To All Presenters:
It has been claimed the average vocabulary of 6 to 14 year olds is currently 10,000 words, a decline from 25,000 words in 1945. Allegedly the sources for these two stats were a book by Henry Rinsland and an unrelated report by Gary Ingersoll.
Reviewing 100,000 student compositions containing six million words total, Rinsland recorded 25,632 distinct words in the sample.
However, according to popular debunker website "The Straight Dope.com" - in 1984 Ingersoll conducted a similar study, but its sample was much smaller, just 5,000 students and half a million words total. With a sample size one twelth of the Rinsland study one would expect a far lower word count. And using rough estimates derived from the American Heritage Word Frequency Book, a 500,000 word sample should have around 60% fewer unique words than a six-million word sample regardless of vocabulary size. Coincidentally, the Ingersoll study reported the aforementioned 10,000 words, (10,265 to be exact) which is about 60% fewer compared to the results of Rinsland's study.

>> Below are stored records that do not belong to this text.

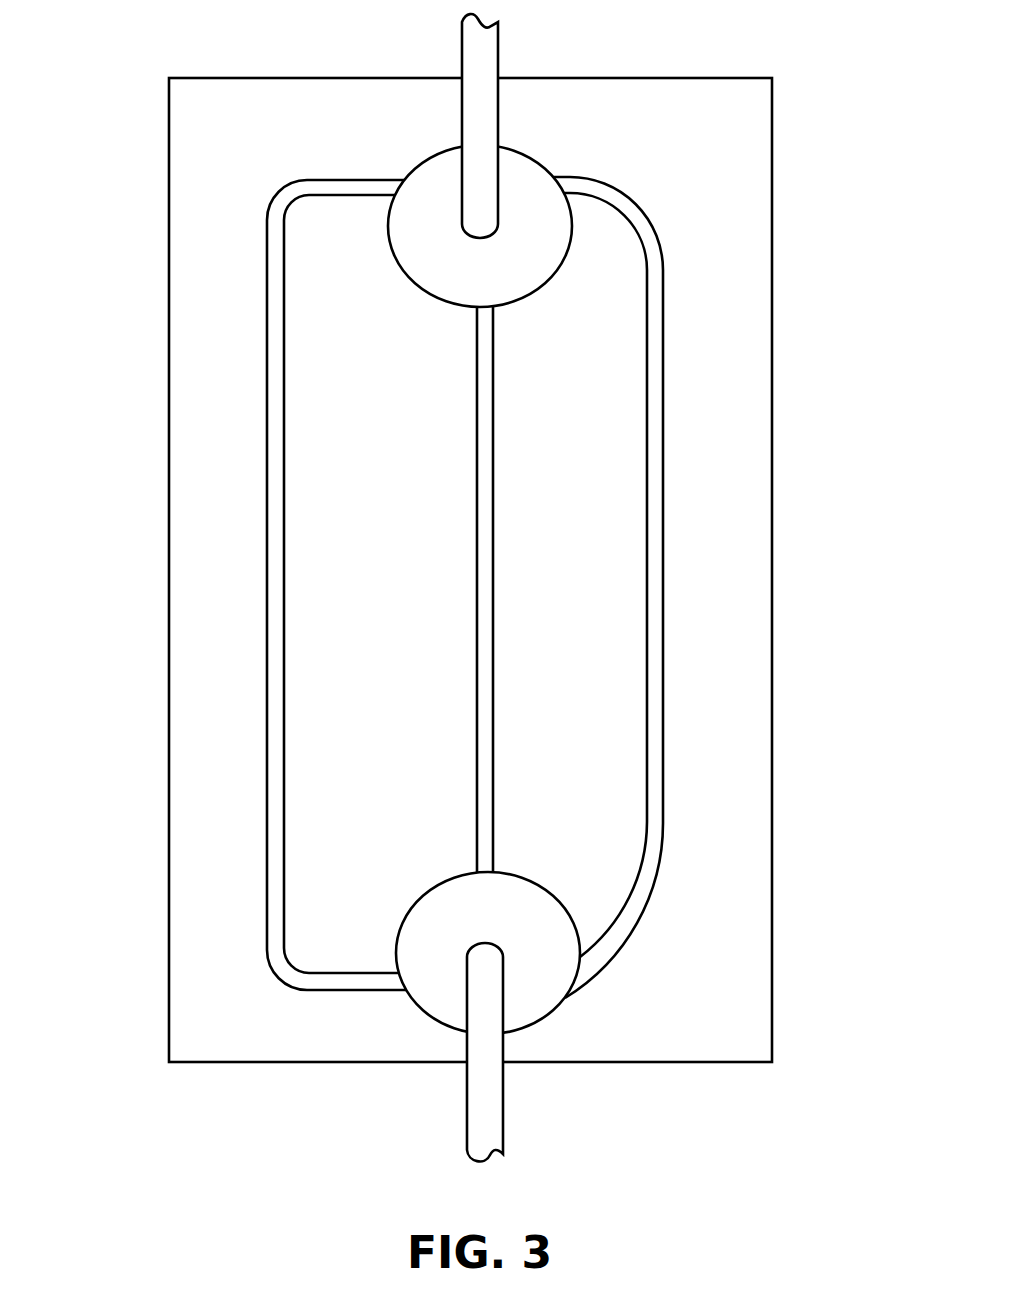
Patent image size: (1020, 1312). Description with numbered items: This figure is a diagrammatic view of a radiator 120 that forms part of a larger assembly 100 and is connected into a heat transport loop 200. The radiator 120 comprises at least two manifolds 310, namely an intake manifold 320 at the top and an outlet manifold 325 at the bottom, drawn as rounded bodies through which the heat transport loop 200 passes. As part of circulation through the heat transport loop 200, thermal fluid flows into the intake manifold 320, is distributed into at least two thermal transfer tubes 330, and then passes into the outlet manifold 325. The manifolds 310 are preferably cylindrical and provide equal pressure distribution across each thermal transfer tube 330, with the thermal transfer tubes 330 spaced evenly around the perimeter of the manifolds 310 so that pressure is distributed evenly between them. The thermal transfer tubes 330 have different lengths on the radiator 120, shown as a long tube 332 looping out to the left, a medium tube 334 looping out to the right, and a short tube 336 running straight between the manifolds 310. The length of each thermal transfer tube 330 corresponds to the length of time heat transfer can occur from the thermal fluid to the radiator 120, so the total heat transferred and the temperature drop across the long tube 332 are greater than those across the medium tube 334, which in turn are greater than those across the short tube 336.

The assembly 100 is at (127, 42).
The radiator 120 is at (161, 159).
The heat transport loop 200 is at (498, 62).
The manifolds 310 is at (483, 577).
The intake manifold 320 is at (522, 302).
The outlet manifold 325 is at (553, 1010).
The thermal transfer tubes 330 is at (511, 587).
The long tube 332 is at (285, 568).
The medium tube 334 is at (663, 502).
The short tube 336 is at (493, 449).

Ingersoll never paired his figures with Rinsland's results. A journalist somewhere along the line (I found references to this stat in Harpers Index, the New York Times and other publications) combined the two numbers and thus birthed an urban legend demonstrating society's linguistic decline. In fact, it is claimed Ingersoll has said he tried to set the record straight on past occasions to no avail. So as Mark Twain once said truly, "there are lies, damned lies and statistics."
Now, this stat may be garbage, but the jury is still out on our declining vocabularies.
To wit:
i can't blieve i had 2 explain 2 some1 that this is not the way 2 rite email 4 work . LOL!
THE POINT: Statistics aside? If this evidence of things to come, I think we might be screwed.